Mundelein High superintendent touts STEM expansion

Mundelein High School officials aren't just talking about the importance of science, technology, engineering and math education for today's youth.

They're putting their money where their mouths are by planning a $23.6 million expansion dedicated to so-called STEM instruction.

Large science labs and spaces designed to let students work cooperatively are just a few of the modern features planned for the three-story structure.

Mundelein High District 120 Superintendent Kevin Myers is thrilled about the project, which could break ground in summer 2015 and open for students the following year.

“It puts Mundelein up at the front of the pack,” said Myers, who joined the district this summer. “To me, that makes it a point of pride for our community.”

Myers wants the public to be involved with the effort, which will be funded with money from district savings and a roughly $8.3 million state grant.

To that end, Myers is inviting District 120 residents to attend the first in what he hopes will be a series of public discussions about the proposed addition.

The session is set for 6 p.m. Tuesday at the school, 1350 W. Hawley St.

“This isn't just our building,” Myers said. “It's the community's building.”

Emphasis on science

With a proposed facade resembling the periodic table of elements, the 51,852-square-foot addition will contain 25 classrooms and labs, as well as storage space and other amenities.

Most of the educational space will be for the science department.

The administration is focusing on the STEM subjects to encourage teens to pursue those courses in college and to prepare students for careers in high-tech, global fields.

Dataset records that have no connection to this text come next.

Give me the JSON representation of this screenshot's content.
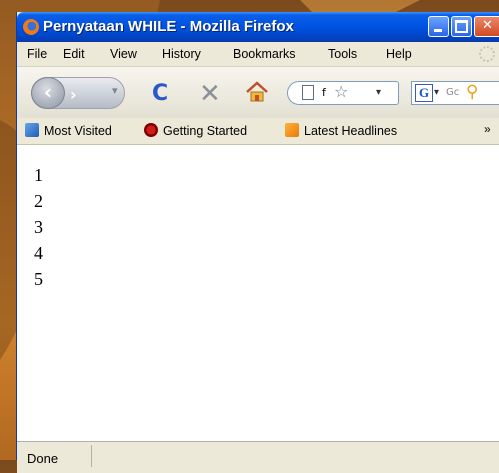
{
  "window": {
    "title": "Pernyataan WHILE - Mozilla Firefox"
  },
  "menu": {
    "items": [
      {
        "label": "File"
      },
      {
        "label": "Edit"
      },
      {
        "label": "View"
      },
      {
        "label": "History"
      },
      {
        "label": "Bookmarks"
      },
      {
        "label": "Tools"
      },
      {
        "label": "Help"
      }
    ]
  },
  "navbar": {
    "url_text": "f",
    "search_text": "Gc"
  },
  "bookmarks": {
    "items": [
      {
        "label": "Most Visited",
        "icon": "bookmarks-folder-icon"
      },
      {
        "label": "Getting Started",
        "icon": "firefox-bookmark-icon"
      },
      {
        "label": "Latest Headlines",
        "icon": "rss-feed-icon"
      }
    ],
    "more": "»"
  },
  "content": {
    "lines": [
      "1",
      "2",
      "3",
      "4",
      "5"
    ]
  },
  "status": {
    "text": "Done"
  },
  "colors": {
    "titlebar": "#0052e0",
    "close_button": "#d24a22",
    "desktop": "#b06a24"
  }
}
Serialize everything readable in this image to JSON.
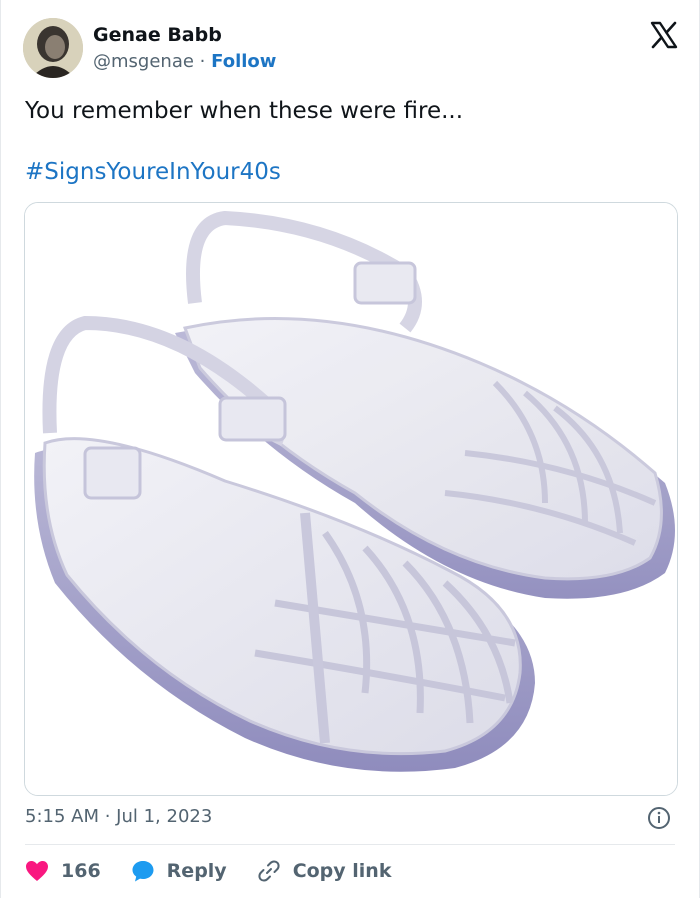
{
  "author": {
    "name": "Genae Babb",
    "handle": "@msgenae",
    "separator": "·",
    "follow_label": "Follow"
  },
  "tweet": {
    "text": "You remember when these were fire...",
    "hashtag": "#SignsYoureInYour40s",
    "timestamp": "5:15 AM · Jul 1, 2023"
  },
  "actions": {
    "likes": "166",
    "reply_label": "Reply",
    "copy_link_label": "Copy link"
  },
  "colors": {
    "link_blue": "#1d75c4",
    "like_pink": "#f91880",
    "reply_blue": "#1d9bf0",
    "muted": "#536471"
  },
  "icons": {
    "brand": "x-logo-icon",
    "info": "info-icon",
    "like": "heart-icon",
    "reply": "speech-bubble-icon",
    "copy_link": "link-icon"
  }
}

Mundelein High officials looked into similar programs and facilities at suburban high schools, including Warren Township, Woodstock North and Wheeling, while developing the expansion plans, spokesman Ron Girard said.

“We are joining other select schools offering STEM labs and facilities that will put pep in the step of our students and help them get excited about their futures,” Girard said in an email.

The most visible part of the addition will be a three-story building that will run east-west and bisect the courtyard near the center of the school.

Educators will take advantage of the building's height by conducting scientific experiments on the roof and in a chamber that will stretch from the first floor up to the third, Girard said.

A one-story leg between the new building and the existing facility will run north-south. That's a relatively new element of the plan.

Despite the T-shape, a lot of the courtyard will remain, albeit in a different configuration.

“(We're) trying to maintain as much of the courtyard that we can for green space,” Myers said.

As part of the project, classrooms in the existing building will be repurposed into math and special education classrooms and offices. But most of the construction work will be contained to the new building, so it shouldn't affect day-to-day school activities, Girard said.

Financing the project

The grant will cover about 35 percent of the project's cost. The state board of education and the state's capital development board are behind the money, which will be delivered quarterly as work is done.

The rest of the cash — about $15.3 million — will come from a loan.

Officials will use some of the district's savings to settle that debt. A tax-rate increase will not be necessary.

This kind of financial undertaking would've been impossible a decade ago, when the district was in poor financial shape and running multimillion-dollar annual deficits.

Years of staffing cuts, fee increases and other changes helped change the district's fiscal outlook.

“I'm really proud of where things are,” board President Karen Havlik said. “When I (joined) the board nine-and-a-half years ago, we were in big trouble.”

Officials applied for the grant in 2002. They patiently waited for a response, year after year. After a while, they forgot about it.

State officials contacted the school last year and said the money was approved.

Board members — none of whom were on the panel when the application was filed — were pleasantly surprised.

“We all said, 'What money?'” Havlik said. “We had to have people go into the archives and see what it was we applied for.”

'Dramatic changes'

The effort will be the campus' biggest expansion since 1995, when voters approved a $12.5 million project that included new classrooms and a new library.

The proposed work was not included in the $10 million construction plan voters approved in April 2011. Those projects included roofing and bathroom repairs, the installation of artificial turf on the football field, and other aesthetic efforts.

“Our school has gone through dramatic changes,” Havlik said. “Everything is updated and clean and vibrant, and this is just going to add to it.”

But the project's details haven't been finalized. That likely will happen in January, when the board could approve construction plans.

Between now and then, Myers wants to hold two or three public meetings to update people about the project. They'll also be opportunities for residents to share their opinions.

People should participate not merely because the work will be funded with public money, Myers said. The building and the educational opportunities it promises could boost public opinion of the school, he said.

That could lead to higher property values, he said, and a greater sense of pride in Mundelein High.

“We have the opportunity to be an elite school because of this addition,” Myers said.